Understanding Reports

Each eval report is a comprehensive analysis of how an AI agent experienced your developer tool.

Report sections

Grade & Score

Every report gets a letter grade (A+ to F) and a numeric score (0-100). The score is a weighted average across multiple dimensions.

Dimensions

Reports are scored across several dimensions:
  • Documentation — quality, completeness, and findability of docs
  • API Design — intuitiveness, consistency, and error messages
  • Setup Flow — time and friction to go from zero to working
  • Tool Integration — how well the product works with AI agents
  • Error Recovery — how helpful error messages are for debugging
Each dimension has its own score, weight, and grade.

Friction Points

Specific moments where the agent struggled. Each friction point includes:
  • Severity — critical, major, or minor
  • Description — what happened
  • Context — what the agent was trying to do

Session Trace

The full conversation log of the agent’s eval run.
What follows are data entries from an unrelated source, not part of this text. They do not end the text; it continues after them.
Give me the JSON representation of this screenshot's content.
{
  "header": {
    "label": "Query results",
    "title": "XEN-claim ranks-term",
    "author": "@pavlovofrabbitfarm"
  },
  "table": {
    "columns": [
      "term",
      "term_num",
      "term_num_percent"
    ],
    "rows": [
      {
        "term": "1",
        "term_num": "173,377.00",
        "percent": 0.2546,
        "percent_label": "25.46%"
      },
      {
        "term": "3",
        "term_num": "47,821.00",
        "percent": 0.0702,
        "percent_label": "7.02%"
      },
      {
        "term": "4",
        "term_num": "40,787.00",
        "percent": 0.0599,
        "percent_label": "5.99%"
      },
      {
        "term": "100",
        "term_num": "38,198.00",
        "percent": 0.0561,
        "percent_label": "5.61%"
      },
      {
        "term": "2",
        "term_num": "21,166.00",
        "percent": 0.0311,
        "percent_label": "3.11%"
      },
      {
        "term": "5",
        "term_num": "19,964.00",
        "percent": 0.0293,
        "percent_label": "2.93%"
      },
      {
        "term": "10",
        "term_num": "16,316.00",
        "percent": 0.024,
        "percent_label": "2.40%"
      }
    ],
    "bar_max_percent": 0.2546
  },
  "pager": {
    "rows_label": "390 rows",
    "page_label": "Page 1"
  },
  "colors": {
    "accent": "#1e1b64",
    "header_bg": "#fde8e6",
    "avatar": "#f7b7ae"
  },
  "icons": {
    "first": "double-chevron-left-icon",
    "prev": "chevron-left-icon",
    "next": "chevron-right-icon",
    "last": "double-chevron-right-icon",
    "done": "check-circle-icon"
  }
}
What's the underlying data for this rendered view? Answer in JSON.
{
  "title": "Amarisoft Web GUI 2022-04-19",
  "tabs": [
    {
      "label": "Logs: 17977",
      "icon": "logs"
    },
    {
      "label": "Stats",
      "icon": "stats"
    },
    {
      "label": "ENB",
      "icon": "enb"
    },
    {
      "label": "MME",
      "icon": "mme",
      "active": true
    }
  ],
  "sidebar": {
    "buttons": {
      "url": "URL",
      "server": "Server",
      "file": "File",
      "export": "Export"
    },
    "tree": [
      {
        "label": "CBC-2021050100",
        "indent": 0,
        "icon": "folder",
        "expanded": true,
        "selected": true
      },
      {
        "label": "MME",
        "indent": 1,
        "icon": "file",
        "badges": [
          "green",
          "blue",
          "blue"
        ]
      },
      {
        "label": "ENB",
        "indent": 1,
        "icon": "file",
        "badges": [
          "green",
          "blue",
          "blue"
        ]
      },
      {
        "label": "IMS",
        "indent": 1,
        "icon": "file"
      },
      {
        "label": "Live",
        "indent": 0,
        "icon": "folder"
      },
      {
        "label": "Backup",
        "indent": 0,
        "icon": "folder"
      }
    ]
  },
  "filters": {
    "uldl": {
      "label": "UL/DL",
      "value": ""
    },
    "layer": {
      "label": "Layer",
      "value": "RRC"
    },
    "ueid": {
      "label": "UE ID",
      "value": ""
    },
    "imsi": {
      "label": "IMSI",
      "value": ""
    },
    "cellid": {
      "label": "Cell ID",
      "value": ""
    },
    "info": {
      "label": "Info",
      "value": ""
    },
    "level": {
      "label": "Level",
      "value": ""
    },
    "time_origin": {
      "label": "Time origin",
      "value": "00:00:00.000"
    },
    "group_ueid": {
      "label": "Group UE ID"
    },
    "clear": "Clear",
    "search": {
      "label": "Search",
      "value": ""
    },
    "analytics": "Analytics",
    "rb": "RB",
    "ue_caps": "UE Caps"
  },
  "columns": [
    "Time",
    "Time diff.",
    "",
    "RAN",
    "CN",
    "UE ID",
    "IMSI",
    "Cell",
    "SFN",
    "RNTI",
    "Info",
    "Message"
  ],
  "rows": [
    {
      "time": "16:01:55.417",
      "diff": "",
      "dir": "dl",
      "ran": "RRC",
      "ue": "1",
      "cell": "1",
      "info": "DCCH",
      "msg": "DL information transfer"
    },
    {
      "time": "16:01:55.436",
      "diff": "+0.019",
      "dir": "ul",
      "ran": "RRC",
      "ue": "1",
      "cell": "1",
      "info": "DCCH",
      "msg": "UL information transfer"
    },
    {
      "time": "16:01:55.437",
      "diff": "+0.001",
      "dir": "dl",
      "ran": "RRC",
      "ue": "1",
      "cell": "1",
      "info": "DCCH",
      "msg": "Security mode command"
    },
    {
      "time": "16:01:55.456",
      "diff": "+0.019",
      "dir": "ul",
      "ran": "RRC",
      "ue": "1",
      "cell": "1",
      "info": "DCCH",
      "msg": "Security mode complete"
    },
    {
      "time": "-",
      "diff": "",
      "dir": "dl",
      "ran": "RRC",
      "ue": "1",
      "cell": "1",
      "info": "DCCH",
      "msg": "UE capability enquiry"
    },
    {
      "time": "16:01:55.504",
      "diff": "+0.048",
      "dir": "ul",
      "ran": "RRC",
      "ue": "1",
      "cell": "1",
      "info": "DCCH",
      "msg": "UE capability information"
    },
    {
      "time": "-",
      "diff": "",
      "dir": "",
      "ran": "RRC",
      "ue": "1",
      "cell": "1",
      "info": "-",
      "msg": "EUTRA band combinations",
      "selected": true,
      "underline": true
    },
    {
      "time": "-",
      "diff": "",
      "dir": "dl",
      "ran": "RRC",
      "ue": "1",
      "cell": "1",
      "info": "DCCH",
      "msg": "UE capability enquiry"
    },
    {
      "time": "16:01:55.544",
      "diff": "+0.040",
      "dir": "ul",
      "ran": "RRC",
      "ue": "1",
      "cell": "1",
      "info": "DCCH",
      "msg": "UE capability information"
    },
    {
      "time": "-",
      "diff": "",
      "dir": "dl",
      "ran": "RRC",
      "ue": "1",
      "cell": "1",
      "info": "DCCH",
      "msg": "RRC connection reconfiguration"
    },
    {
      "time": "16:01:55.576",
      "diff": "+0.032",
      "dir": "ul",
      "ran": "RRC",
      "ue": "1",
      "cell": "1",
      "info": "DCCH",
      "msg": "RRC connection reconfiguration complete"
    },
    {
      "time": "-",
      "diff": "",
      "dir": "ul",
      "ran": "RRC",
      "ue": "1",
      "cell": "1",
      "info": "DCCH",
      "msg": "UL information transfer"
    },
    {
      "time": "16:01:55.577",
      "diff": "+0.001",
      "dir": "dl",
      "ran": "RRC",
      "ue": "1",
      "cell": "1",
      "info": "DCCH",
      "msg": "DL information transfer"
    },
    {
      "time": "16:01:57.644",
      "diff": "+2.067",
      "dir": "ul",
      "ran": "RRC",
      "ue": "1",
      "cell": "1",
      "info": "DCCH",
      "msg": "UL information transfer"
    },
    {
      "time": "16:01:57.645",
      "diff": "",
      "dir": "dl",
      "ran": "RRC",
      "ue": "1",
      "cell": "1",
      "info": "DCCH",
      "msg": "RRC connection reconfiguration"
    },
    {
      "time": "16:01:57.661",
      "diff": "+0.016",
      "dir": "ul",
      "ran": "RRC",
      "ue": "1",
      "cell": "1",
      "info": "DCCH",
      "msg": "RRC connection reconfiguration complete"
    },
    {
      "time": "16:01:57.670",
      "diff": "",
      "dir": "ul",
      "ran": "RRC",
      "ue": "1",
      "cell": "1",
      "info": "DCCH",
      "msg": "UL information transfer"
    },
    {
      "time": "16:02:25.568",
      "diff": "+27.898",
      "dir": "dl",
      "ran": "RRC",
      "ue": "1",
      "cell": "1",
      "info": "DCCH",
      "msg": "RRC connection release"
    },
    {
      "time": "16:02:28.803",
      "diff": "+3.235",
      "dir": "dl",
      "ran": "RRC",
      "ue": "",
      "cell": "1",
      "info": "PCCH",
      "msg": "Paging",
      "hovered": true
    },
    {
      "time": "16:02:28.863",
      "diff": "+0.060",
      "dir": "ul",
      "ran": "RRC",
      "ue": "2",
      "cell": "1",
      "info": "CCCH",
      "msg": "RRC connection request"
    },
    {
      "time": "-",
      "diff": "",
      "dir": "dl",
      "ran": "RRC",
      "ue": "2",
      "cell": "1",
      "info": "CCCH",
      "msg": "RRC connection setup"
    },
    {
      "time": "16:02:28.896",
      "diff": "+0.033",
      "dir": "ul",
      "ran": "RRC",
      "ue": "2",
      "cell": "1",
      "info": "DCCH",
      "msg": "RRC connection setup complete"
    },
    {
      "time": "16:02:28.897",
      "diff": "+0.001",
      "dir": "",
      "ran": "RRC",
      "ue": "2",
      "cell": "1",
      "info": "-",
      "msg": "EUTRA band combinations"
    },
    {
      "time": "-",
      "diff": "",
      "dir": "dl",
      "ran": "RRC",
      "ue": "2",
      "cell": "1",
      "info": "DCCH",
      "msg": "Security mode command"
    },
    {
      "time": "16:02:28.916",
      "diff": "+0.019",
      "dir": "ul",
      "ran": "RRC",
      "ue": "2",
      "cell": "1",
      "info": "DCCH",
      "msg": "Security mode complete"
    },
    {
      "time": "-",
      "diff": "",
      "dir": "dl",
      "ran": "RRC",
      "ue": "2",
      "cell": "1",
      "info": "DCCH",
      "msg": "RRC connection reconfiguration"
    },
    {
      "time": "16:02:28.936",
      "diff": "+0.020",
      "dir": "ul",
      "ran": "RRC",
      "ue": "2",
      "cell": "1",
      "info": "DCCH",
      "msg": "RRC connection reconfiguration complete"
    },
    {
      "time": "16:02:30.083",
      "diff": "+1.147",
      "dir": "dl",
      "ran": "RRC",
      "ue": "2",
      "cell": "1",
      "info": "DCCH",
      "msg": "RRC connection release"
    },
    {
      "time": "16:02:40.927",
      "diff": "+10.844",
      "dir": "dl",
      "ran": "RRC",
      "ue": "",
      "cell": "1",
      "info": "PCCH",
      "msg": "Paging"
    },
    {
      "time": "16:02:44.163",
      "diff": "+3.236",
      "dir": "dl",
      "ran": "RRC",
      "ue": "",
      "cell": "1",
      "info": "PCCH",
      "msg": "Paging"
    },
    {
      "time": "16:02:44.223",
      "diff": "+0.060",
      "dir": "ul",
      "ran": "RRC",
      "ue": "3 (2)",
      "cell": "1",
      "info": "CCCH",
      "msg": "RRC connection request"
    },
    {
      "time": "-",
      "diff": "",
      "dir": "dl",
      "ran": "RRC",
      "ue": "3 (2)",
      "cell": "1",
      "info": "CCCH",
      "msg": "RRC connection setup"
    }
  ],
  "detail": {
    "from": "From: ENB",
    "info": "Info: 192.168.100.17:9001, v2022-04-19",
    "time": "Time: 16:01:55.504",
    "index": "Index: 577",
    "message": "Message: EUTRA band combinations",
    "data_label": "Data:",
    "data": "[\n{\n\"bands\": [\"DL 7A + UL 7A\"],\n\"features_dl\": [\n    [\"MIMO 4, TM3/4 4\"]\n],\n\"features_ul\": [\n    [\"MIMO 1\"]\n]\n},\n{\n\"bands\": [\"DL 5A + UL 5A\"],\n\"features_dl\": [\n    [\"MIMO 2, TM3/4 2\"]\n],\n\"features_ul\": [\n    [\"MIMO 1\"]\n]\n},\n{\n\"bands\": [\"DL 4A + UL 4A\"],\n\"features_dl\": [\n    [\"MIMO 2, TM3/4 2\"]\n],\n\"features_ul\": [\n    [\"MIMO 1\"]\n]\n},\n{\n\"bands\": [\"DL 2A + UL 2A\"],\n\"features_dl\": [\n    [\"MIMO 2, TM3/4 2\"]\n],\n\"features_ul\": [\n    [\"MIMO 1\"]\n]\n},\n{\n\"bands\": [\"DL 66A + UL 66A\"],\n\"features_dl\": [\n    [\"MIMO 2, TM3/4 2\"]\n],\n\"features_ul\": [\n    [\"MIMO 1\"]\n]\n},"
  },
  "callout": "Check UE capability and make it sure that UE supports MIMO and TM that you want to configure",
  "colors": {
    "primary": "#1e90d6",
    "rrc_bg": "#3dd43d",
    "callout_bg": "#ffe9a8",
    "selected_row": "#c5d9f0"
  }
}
See exactly what the agent tried, what tools it called, and where it got stuck.

Recommendations

Prioritized list of improvements, ranked by effort (quick win, medium, or major effort).

Report statuses

StatusMeaning
DraftEval completed, visible to your org, not yet approved
PublishedApproved and visible on the leaderboard
ArchivedHidden from default views, admin only
You can publish your own draft reports from the dashboard.